Angela put down her glass. ‘You’re annoying me.’
‘You don’t know what is going on.’
‘I am going to take you home, settle down to a night’s thinking and find out. In the morning I will go back to Henry’s house and have another go. I’m meant to be going to help him with something anyway.’
Once I had taken Rosie back home — and she walked through the door like one of Dante’s sinners heading for punishment — I felt free to get to work. Firstly, of course, I needed all the information I could possibly gather together. I had ideas, my intuition was working just fine; it was the context, the overall framework that was lacking.
I could guess, but I didn’t like doing that for long; it always made me feel a little unbalanced. But all I could do practically at the moment was go back to the machinery and run some tests to get the basic information I needed. Then settle down, figure out what was wrong and work out a way to pull the plug. It was fortunate that I had promised to help Henry out the next day with his translation. What was that about? I did very much hope that he wasn’t frittering away his time on nonsense when he had a fantasy to dream about.

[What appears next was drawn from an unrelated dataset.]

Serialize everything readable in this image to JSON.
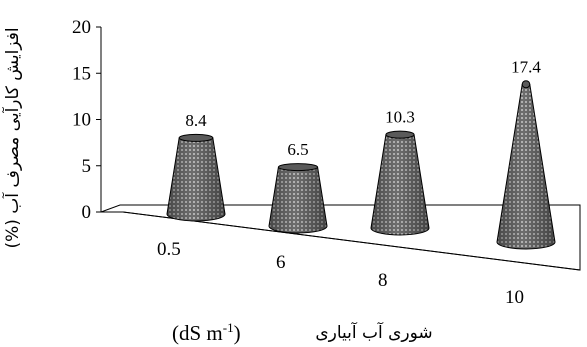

The trouble was, I knew already what was going on. My instincts were good enough for that. There was still a foreign body in Anterwold that had originated here. It had to be that; there could be no other access to it, and no other reason why it was locked into existence. Only the cat and Rosie had been in there, and both had come back, so by a process of elimination there could be only one, bizarre, explanation.